The Los Angeles County Museum of Art (LACMA) has contributed more than 1000 images from its global permanent collection to the Artstor Digital Library. The selection features Japanese art in diverse media, a particular strength of the museum, and it also includes highlights from several other curatorial departments, notably western paintings, and works on paper.

Since opening in 1965, LACMA has grown to become the largest art museum in the western United States, with a collection of more than 135,000 objects illustrating 6,000 years of history. LACMA shares its diverse collection through exhibitions, public programs, and research facilities that attract over 1.5 million visitors annually, in addition to serving millions more through community, and digital initiatives.
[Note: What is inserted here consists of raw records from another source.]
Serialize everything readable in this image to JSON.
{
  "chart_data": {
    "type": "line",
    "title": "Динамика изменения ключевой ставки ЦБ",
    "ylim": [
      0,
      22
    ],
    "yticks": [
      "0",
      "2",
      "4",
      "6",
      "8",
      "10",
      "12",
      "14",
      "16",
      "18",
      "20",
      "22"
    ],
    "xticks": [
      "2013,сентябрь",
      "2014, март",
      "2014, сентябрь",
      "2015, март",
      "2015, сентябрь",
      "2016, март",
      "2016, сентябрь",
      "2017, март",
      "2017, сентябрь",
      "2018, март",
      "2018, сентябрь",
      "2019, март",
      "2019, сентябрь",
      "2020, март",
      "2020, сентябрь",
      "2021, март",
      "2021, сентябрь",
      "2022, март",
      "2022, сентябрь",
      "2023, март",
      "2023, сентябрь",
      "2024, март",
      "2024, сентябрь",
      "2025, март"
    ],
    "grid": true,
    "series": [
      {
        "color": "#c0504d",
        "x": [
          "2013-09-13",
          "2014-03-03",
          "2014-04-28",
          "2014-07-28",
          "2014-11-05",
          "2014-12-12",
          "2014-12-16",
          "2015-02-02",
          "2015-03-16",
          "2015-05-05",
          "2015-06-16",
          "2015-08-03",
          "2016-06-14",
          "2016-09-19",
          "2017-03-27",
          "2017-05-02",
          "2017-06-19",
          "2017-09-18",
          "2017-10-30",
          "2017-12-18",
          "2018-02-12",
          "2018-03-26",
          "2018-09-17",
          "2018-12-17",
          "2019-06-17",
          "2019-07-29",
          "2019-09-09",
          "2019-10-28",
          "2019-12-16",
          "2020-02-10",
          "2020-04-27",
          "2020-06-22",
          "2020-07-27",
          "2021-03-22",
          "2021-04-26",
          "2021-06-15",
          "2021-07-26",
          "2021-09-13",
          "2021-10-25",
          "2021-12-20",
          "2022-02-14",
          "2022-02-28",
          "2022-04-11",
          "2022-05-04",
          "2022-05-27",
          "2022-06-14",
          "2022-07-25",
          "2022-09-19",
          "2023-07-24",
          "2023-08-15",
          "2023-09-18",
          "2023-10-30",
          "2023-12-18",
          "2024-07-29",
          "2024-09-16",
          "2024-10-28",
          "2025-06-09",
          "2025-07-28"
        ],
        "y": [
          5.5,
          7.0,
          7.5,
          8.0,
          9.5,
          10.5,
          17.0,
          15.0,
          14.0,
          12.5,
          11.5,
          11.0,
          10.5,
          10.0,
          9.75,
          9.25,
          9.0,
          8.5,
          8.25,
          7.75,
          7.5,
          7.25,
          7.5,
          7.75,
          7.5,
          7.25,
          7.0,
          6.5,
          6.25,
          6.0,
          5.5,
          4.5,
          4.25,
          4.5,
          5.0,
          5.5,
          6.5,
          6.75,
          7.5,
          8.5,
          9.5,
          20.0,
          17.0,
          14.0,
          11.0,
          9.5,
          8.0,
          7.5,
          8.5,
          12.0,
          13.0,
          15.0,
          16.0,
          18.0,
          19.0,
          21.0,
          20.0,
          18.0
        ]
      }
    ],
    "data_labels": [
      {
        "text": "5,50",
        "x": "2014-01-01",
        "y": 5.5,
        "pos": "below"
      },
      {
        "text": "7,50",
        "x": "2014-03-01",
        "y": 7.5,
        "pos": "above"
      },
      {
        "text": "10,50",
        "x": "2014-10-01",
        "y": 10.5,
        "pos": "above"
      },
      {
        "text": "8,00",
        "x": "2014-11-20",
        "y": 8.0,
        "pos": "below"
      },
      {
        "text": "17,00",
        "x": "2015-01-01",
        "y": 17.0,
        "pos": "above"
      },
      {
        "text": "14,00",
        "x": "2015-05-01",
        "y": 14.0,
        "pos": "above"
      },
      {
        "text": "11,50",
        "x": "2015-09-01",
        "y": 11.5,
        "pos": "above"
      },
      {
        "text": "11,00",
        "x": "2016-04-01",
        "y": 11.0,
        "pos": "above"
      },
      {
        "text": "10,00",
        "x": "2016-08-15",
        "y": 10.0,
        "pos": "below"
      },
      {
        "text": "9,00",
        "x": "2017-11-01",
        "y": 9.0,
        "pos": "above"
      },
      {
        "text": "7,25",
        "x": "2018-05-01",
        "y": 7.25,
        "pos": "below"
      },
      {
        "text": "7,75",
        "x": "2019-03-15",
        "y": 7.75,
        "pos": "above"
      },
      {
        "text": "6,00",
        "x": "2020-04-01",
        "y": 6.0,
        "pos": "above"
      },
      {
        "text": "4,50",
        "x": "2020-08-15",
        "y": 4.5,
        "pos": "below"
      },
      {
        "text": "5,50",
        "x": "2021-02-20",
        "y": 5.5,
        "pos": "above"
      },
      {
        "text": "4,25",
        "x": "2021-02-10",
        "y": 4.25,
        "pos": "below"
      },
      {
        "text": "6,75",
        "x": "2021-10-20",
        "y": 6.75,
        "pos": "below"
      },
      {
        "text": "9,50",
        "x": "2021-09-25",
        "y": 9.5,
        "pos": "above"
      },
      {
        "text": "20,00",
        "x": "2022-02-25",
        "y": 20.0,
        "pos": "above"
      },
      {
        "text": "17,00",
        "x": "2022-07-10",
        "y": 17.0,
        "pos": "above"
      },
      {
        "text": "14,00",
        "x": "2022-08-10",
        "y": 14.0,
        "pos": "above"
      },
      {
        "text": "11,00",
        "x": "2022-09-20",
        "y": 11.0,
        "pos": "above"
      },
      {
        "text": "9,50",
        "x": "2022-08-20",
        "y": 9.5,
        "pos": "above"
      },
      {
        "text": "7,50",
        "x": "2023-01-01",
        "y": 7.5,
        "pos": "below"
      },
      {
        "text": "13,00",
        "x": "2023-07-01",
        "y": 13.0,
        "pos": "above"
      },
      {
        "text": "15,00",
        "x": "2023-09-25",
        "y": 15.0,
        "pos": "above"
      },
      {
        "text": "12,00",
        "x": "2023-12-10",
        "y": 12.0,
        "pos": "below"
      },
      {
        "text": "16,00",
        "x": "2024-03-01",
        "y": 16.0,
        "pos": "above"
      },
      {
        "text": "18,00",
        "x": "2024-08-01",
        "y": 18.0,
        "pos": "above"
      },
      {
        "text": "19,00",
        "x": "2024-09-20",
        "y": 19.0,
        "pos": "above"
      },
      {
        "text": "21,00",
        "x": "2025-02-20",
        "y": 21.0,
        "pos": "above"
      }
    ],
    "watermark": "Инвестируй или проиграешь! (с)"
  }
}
The museum has expanded well beyond the original and central campus on Wilshire Boulevard, first in 1986 with the Art of the Americas building to house modern and contemporary art. Bruce Goff’s Pavilion for Japanese Art opened in 1988. In 1994, the museum acquired the May Company department store building, now known as LACMA West. The later Transformation project added a collection of buildings designed by Renzo Piano Building Workshop, including the Broad Contemporary Art Museum, for postwar art that opened in 2008. In 2010, the Lynda and Stewart Resnick Exhibition Pavilion opened to the public, providing the largest purpose-built, naturally lit, open-plan museum space in the world, with a rotating selection of major exhibitions.